Tuesday, January 26, 2010

Echoes from Ugarit

In 1972, after 15 years of research, Dr. Anne Kilmer (professor of Assyriology at the University of California, and a curator at the Lowie Museum of Anthropology at Berkeley), transcribed one of the oldest known pieces of music notation in the world.

Clay tablets relating to music, written in the cuneiform "Ugaritic" language (with both Hurrian and Akkadian influences), were excavated in the early 1950s at the ancient Syrian coastal city of Ugarit at what is now Ras Sharma. Ugarit is considered the birthplace of the modern alphabet.

One text contained a complete hymn, both words and music and is the oldest known preserved music notation in the world. The tablets date back to approximately 1,400 BC and contain a hymn to the moon god's wife, Nikal. Remarkably, the tablets also contain detailed performance instructions for a singer accompanied by a harpist as well as instructions on how to tune the harp.

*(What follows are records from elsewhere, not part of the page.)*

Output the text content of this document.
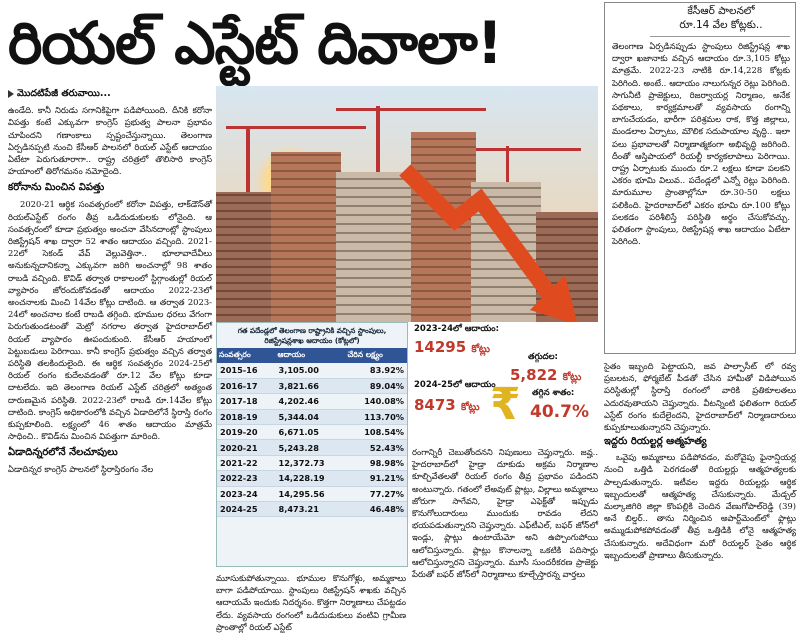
రియల్ ఎస్టేట్ దివాలా!
మొదటిపేజీ తరువాయి...

ఉండేది. కానీ నిరుడు సగానికిపైగా పడిపోయింది. దీనికి కరోనా విపత్తు కంటే ఎక్కువగా కాంగ్రెస్ ప్రభుత్వ పాలనా ప్రభావం చూపిందని గణాంకాలు స్పష్టంచేస్తున్నాయి. తెలంగాణ ఏర్పడినప్పటి నుంచి కేసీఆర్ పాలనలో రియల్ ఎస్టేట్ ఆదాయం ఏటేటా పెరుగుతూరాగా.. రాష్ట్ర చరిత్రలో తొలిసారి కాంగ్రెస్ హయాంలో తిరోగమనం నమోదైంది.

కరోనాను మించిన విపత్తు

2020-21 ఆర్థిక సంవత్సరంలో కరోనా విపత్తు, లాక్‌డౌన్‌తో రియల్‌ఎస్టేట్ రంగం తీవ్ర ఒడిదుడుకులకు లోనైంది. ఆ సంవత్సరంలో కూడా ప్రభుత్వం అంచనా వేసినదాంట్లో స్టాంపులు రిజిస్ట్రేషన్ శాఖ ద్వారా 52 శాతం ఆదాయం వచ్చింది. 2021-22లో సెకండ్ వేవ్ వెల్లువెత్తినా.. భూలావాదేవీలు అనుకున్నదానికన్నా ఎక్కువగా జరిగి అంచనాల్లో 98 శాతం రాబడి వచ్చింది. కొవిడ్ తర్వాత రాకాలంలో స్టిగ్గాంతుల్లో రియల్ వ్యాపారం జోరందుకోవడంతో ఆదాయం 2022-23లో అంచనాలకు మించి 14వేల కోట్లు దాటింది. ఆ తర్వాత 2023-24లో అంచనాల కంటే రాబడి తగ్గింది. భూముల ధరలు వేగంగా పెరుగుతుండటంతో మెట్రో నగరాల తర్వాత హైదరాబాద్‌లో రియల్ వ్యాపారం ఊపందుకుంది. కేసీఆర్ హయాంలో పెట్టుబడులు పెరిగాయి. కానీ కాంగ్రెస్ ప్రభుత్వం వచ్చిన తర్వాత పరిస్థితి తలకిందులైంది. ఈ ఆర్థిక సంవత్సరం 2024-25లో రియల్ రంగం కుదేలవడంతో రూ.12 వేల కోట్లు కూడా దాటలేదు. ఇది తెలంగాణ రియల్ ఎస్టేట్ చరిత్రలో అత్యంత దారుణమైన పరిస్థితి. 2022-23లో రాబడి రూ.14వేల కోట్లు దాటింది. కాంగ్రెస్ అధికారంలోకి వచ్చిన ఏడాదిలోనే స్థిరాస్తి రంగం కుప్పకూలింది. లక్ష్యంలో 46 శాతం ఆదాయం మాత్రమే సాధించి.. కొవిడ్‌ను మించిన విపత్తుగా మారింది.

ఏడాదిన్నరలోనే నేలచూపులు

ఏడాదిన్నర కాంగ్రెస్ పాలనలో స్థిరాస్తిరంగం నేల

గత పదేండ్లలో తెలంగాణ రాష్ట్రానికి వచ్చిన స్టాంపులు, రిజిస్ట్రేషన్లశాఖ ఆదాయం (కోట్లలో)
సంవత్సరం	ఆదాయం	చేరిన లక్ష్యం
2015-16	3,105.00	83.92%
2016-17	3,821.66	89.04%
2017-18	4,202.46	140.08%
2018-19	5,344.04	113.70%
2019-20	6,671.05	108.54%
2020-21	5,243.28	52.43%
2021-22	12,372.73	98.98%
2022-23	14,228.19	91.21%
2023-24	14,295.56	77.27%
2024-25	8,473.21	46.48%
2023-24లో ఆదాయం:
14295 కోట్లు
తగ్గుదల:
5,822 కోట్లు
2024-25లో ఆదాయం
8473 కోట్లు ₹ తగ్గిన శాతం:
40.7%
రంగాన్నిరీ చెబుతోందనని నిపుణులు చెప్తున్నారు. జవ్హ.. హైదరాబాద్‌లో హైడ్రా దూకుడు అక్రమ నిర్మాణాల కూల్చివేతలతో రియల్ రంగం తీవ్ర ప్రభావం పడిందని అంటున్నారు. గతంలో లేఅవుట్ ప్లాట్లు, విల్లాలు అమ్మకాలు జోరుగా సాగేవని, హైడ్రా ఎఫెక్ట్‌తో ఇప్పుడు కొనుగోలుదారులు ముందుకు రావడం లేదని భయపడుతున్నారని చెప్తున్నారు. ఎఫ్‌టీఎల్, బఫర్ జోన్‌లో ఇండ్లు, ప్లాట్లు ఉంటాయేమో అని ఉప్పొంగుపోయి ఆలోచిస్తున్నారు. ప్లాట్లు కొనాలన్నా ఒకటికి పదిసార్లు ఆలోచిస్తున్నారని చెప్తున్నారు. మూసీ సుందరీకరణ ప్రాజెక్టు పేరుతో బఫర్ జోన్‌లో నిర్మాణాలు కూల్చేస్తారన్న వార్తలు
మూసుకుపోతున్నాయి. భూముల కొనుగోళ్లు, అమ్మకాలు బాగా పడిపోయాయి. స్టాంపులు రిజిస్ట్రేషన్ శాఖకు వచ్చిన ఆదాయమే ఇందుకు నిదర్శనం. కొత్తగా నిర్మాణాలు చేపట్టడం లేదు. వ్యవసాయ రంగంలో ఒడిదుడుకులు వంటివి గ్రామీణ ప్రాంతాల్లో రియల్ ఎస్టేట్
కేసీఆర్ పాలనలో
రూ.14 వేల కోట్లకు..
తెలంగాణ ఏర్పడినప్పుడు స్టాంపులు రిజిస్ట్రేషన్ల శాఖ ద్వారా ఖజానాకు వచ్చిన ఆదాయం రూ.3,105 కోట్లు మాత్రమే. 2022-23 నాటికి రూ.14,228 కోట్లకు పెరిగింది. అంటే.. ఆదాయం నాలుగున్నర రెట్లు పెరిగింది. సాగునీటి ప్రాజెక్టులు, రిజర్వాయర్ల నిర్మాణం, అనేక పథకాలు, కార్యక్రమాలతో వ్యవసాయ రంగాన్ని బాగుచేయడం, భారీగా పరిశ్రమల రాక, కొత్త జిల్లాలు, మండలాల ఏర్పాటు, మౌలిక సదుపాయాల వృద్ధి.. ఇలా పలు ప్రభావాలతో నిర్మాణాత్మకంగా అభివృద్ధి జరిగింది. దీంతో ఆస్తిపాయలో రియల్టీ కార్యకలాపాలు పెరిగాయి. రాష్ట్ర ఏర్పాటుకు ముందు రూ.2 లక్షలు కూడా పలకని ఎకరం భూమి విలువ.. పదేండ్లలో ఎన్నో రెట్లు పెరిగింది. మారుమూల ప్రాంతాల్లోనూ రూ.30-50 లక్షలు పలికింది. హైదరాబాద్‌లో ఎకరం భూమి రూ.100 కోట్లు పలకడం పరిశీలిస్తే పరిస్థితి అర్థం చేసుకోవచ్చు. ఫలితంగా స్టాంపులు, రిజిస్ట్రేషన్ల శాఖ ఆదాయం ఏటేటా పెరిగింది.

సైతం ఇబ్బంది పెట్టాయని, జవ పాల్పాసీట్ లో రవ్వ ప్రబలటన, ఫోర్మబేట్ పీడతో చేసిన హామీతో విడిపోయిన పరిస్థితుల్లో స్థిరాస్తి రంగంలో వారికి ప్రతికూలతలు ఎదురవుతాయని చెప్తున్నారు. వీటన్నింటి ఫలితంగా రియల్ ఎస్టేట్ రంగం కుదేలైందని, హైదరాబాద్‌లో నిర్మాణదారులు కుప్పకూలుతున్నారని చెప్తున్నారు.

ఇద్దరు రియల్టర్ల ఆత్మహత్య

ఒవైపు అమ్మకాలు పడిపోవడం, మరోవైపు ఫైనాన్షియర్ల నుంచి ఒత్తిడి పెరగడంతో రియల్టర్లు ఆత్మహత్యలకు పాల్పడుతున్నారు. ఇటీవల ఇద్దరు రియల్టర్లు ఆర్థిక ఇబ్బందులతో ఆత్మహత్య చేసుకున్నారు. మేడ్చల్ మల్కాజిగిరి జిల్లా కొంపల్లికి చెందిన వేణుగోపాల్‌రెడ్డి (39) అనే బిల్డర్.. తాను నిర్మించిన అపార్ట్‌మెంట్‌లో ఫ్లాట్లు అమ్ముడుపోకపోవడంతో తీవ్ర ఒత్తిడికి లోనై ఆత్మహత్య చేసుకున్నారు. అదేవిధంగా మరో రియల్టర్ సైతం ఆర్థిక ఇబ్బందులతో ప్రాణాలు తీసుకున్నారు.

From this evidence, Professor Kilmer and other musicologists have created versions of the hymn.

One of these adaptations, came to life in a performance in Atlanta recently. The instrumental piece is entitled, Echoes from Ugarit and was performed by Syrian pianist and composer Malek Jandali along with The Ludwig Symphony Orchestra.

Many thanks to one of our readers who brought the story to our attention.